Mir Muhammad Khan, was a fine vocalist in the court of Maharaja Loharu, a descendant of Mir Allahbux who a famous vocalists and the court-musician of Raja Nahar Singh of Ballabhgarh State.

===Post-Independence===
====Loharu descendants in India====
- Amin ud-din Ahmad Khan, the last ruling Nawab: Served in the Indian Army, seeing action during the liberation of Portuguese India in 1961. He was later elected to the Legislative Assembly of Rajasthan state, and ended his chequered career as the governor of Himachal Pradesh (1977–1981) and governor of Punjab (1981–1982).
- Ala-uddin Ahmad Khan II (Born 1938): After staying in Kolkata for many year, he now lives in Loharu town; where the Loharu fort, now in ruins, stands in its center, and a major tourist attraction
- Aimaduddin Ahmad Khan, or 'Durru Mian' (Born 1944) married to Fauzia Ahmad Khan: Indian National Congress politician, member Legislative Assembly of Rajasthan, Health Minister Of Rajasthan state, settled in Jaipur
- Noor Bano (Born 1939): Married to Syed Zulfikar Ali Khan of Rampur (Titular Nawab of Rampur), and a member 11th Lok Sabha and 13th Lok Sabha.

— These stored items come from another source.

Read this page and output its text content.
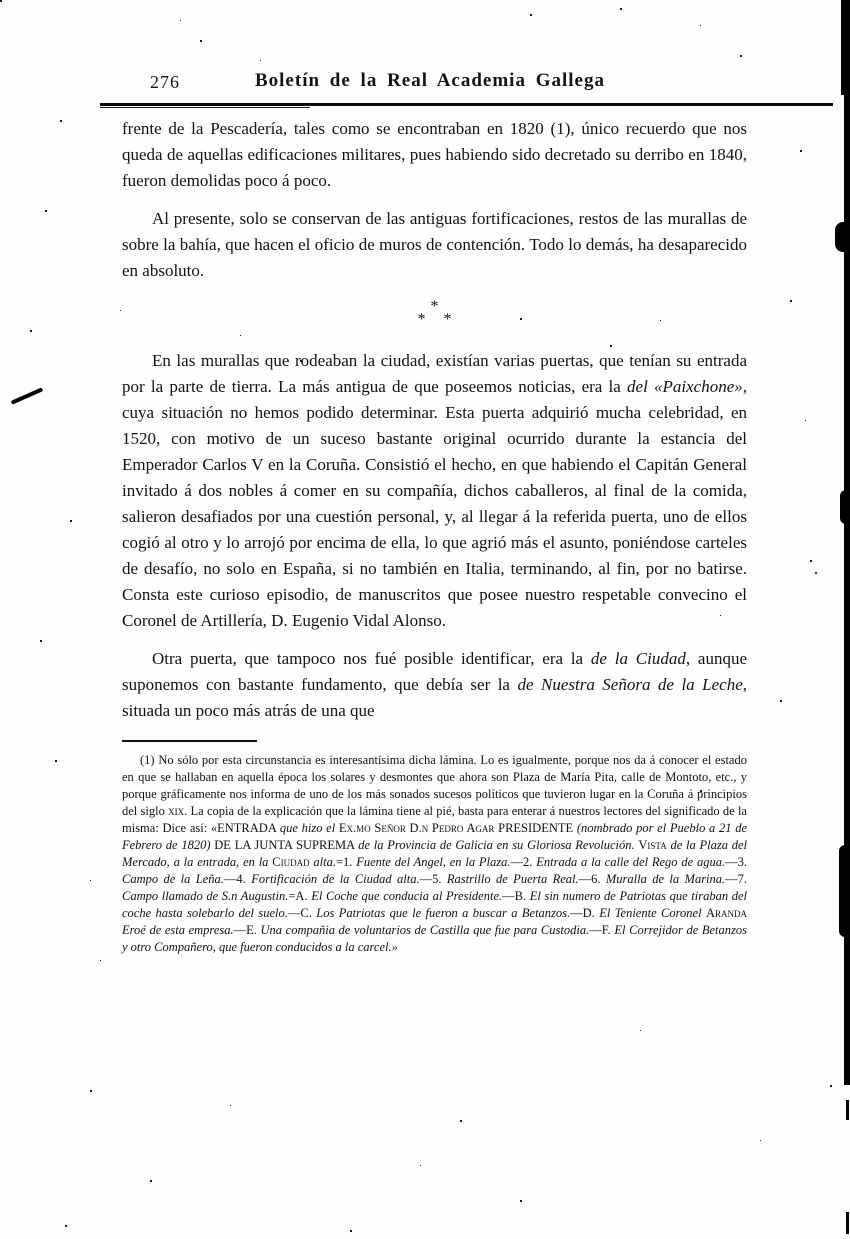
276	Boletín de la Real Academia Gallega

frente de la Pescadería, tales como se encontraban en 1820 (1), único recuerdo que nos queda de aquellas edificaciones militares, pues habiendo sido decretado su derribo en 1840, fueron demolidas poco á poco.

Al presente, solo se conservan de las antiguas fortificaciones, restos de las murallas de sobre la bahía, que hacen el oficio de muros de contención. Todo lo demás, ha desaparecido en absoluto.

*
* *

En las murallas que rodeaban la ciudad, existían varias puertas, que tenían su entrada por la parte de tierra. La más antigua de que poseemos noticias, era la del «Paixchone», cuya situación no hemos podido determinar. Esta puerta adquirió mucha celebridad, en 1520, con motivo de un suceso bastante original ocurrido durante la estancia del Emperador Carlos V en la Coruña. Consistió el hecho, en que habiendo el Capitán General invitado á dos nobles á comer en su compañía, dichos caballeros, al final de la comida, salieron desafiados por una cuestión personal, y, al llegar á la referida puerta, uno de ellos cogió al otro y lo arrojó por encima de ella, lo que agrió más el asunto, poniéndose carteles de desafío, no solo en España, si no también en Italia, terminando, al fin, por no batirse. Consta este curioso episodio, de manuscritos que posee nuestro respetable convecino el Coronel de Artillería, D. Eugenio Vidal Alonso.

Otra puerta, que tampoco nos fué posible identificar, era la de la Ciudad, aunque suponemos con bastante fundamento, que debía ser la de Nuestra Señora de la Leche, situada un poco más atrás de una que

(1) No sólo por esta circunstancia es interesantísima dicha lámina. Lo es igualmente, porque nos da á conocer el estado en que se hallaban en aquella época los solares y desmontes que ahora son Plaza de María Pita, calle de Montoto, etc., y porque gráficamente nos informa de uno de los más sonados sucesos políticos que tuvieron lugar en la Coruña á principios del siglo xix. La copia de la explicación que la lámina tiene al pié, basta para enterar á nuestros lectores del significado de la misma: Dice así: «ENTRADA que hizo el Ex.mo Señor D.n Pedro Agar PRESIDENTE (nombrado por el Pueblo a 21 de Febrero de 1820) DE LA JUNTA SUPREMA de la Provincia de Galicia en su Gloriosa Revolución. Vista de la Plaza del Mercado, a la entrada, en la Ciudad alta.=1. Fuente del Angel, en la Plaza.—2. Entrada a la calle del Rego de agua.—3. Campo de la Leña.—4. Fortificación de la Ciudad alta.—5. Rastrillo de Puerta Real.—6. Muralla de la Marina.—7. Campo llamado de S.n Augustin.=A. El Coche que conducia al Presidente.—B. El sin numero de Patriotas que tiraban del coche hasta solebarlo del suelo.—C. Los Patriotas que le fueron a buscar a Betanzos.—D. El Teniente Coronel Aranda Eroé de esta empresa.—E. Una compañia de voluntarios de Castilla que fue para Custodia.—F. El Correjidor de Betanzos y otro Compañero, que fueron conducidos a la carcel.»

====Loharu descendants in Pakistan====
- Jamiluddin Aali, (20 January 1925 – 23 November 2015), Urdu poet, playwright.
- Mahbano Begum, (born 1934, Loharu), eldest daughter of Nawab Aminuddin Ahmad Khan, married to H. E. Dr. S. M. Koreshi, Ambassador of Pakistan.
- Junaid Jamshed, (died 2016, Havelian) niece of last Nawab of Loharu, Pakistani Artist and Personality

===Adjacent states and jagirs===
- Jind State, bordering south east
- Patiala State, bordering south
- Jaglan Zail of Bidhwan, bordering north was directly administered by the British raj.

== Demographics ==

Religious groups in Loharu State (British Punjab province era)
| Religious group | 1881 |  | 1891 |  | 1901 |  | 1911 |  | 1921 |  | 1931 |  | 1941 |  |
| Pop. | % | Pop. | % | Pop. | % | Pop. | % | Pop. | % | Pop. | % | Pop. | % |
| Hinduism | 12,225 | 88.88% | 18,125 | 90% | 13,254 | 87.03% | 16,178 | 86.99% | 17,978 | 87.18% | 20,198 | 86.55% | 23,923 | 85.77% |
| Islam | 1,517 | 11.03% | 2,014 | 10% | 1,963 | 12.89% | 2,401 | 12.91% | 2,625 | 12.73% | 3,119 | 13.36% | 3,960 | 14.2% |
| Jainism | 12 | 0.09% | 0 | 0% | 12 | 0.08% | 18 | 0.1% | 18 | 0.09% | 18 | 0.08% | 0 | 0% |
| Sikhism | 0 | 0% | 0 | 0% | 0 | 0% | 0 | 0% | 0 | 0% | 2 | 0.01% | 7 | 0.03% |
| Christianity | 0 | 0% | 0 | 0% | 0 | 0% | 0 | 0% | 0 | 0% | 1 | 0% | 2 | 0.01% |
| Zoroastrianism | 0 | 0% | 0 | 0% | 0 | 0% | 0 | 0% | 0 | 0% | 0 | 0% | 0 | 0% |
| Buddhism | 0 | 0% | 0 | 0% | 0 | 0% | 0 | 0% | 0 | 0% | 0 | 0% | 0 | 0% |
| Judaism | —N/a | —N/a | 0 | 0% | 0 | 0% | 0 | 0% | 0 | 0% | 0 | 0% | 0 | 0% |
| Others | 0 | 0% | 0 | 0% | 0 | 0% | 0 | 0% | 0 | 0% | 0 | 0% | 0 | 0% |
| Total population | 13,754 | 100% | 20,139 | 100% | 15,229 | 100% | 18,597 | 100% | 20,621 | 100% | 23,338 | 100% | 27,892 | 100% |
Note: British Punjab province era district borders are not an exact match in the present-day due to various bifurcations to district borders — which since created new districts — throughout the historic Punjab Province region during the post-independence era that have taken into account population increases.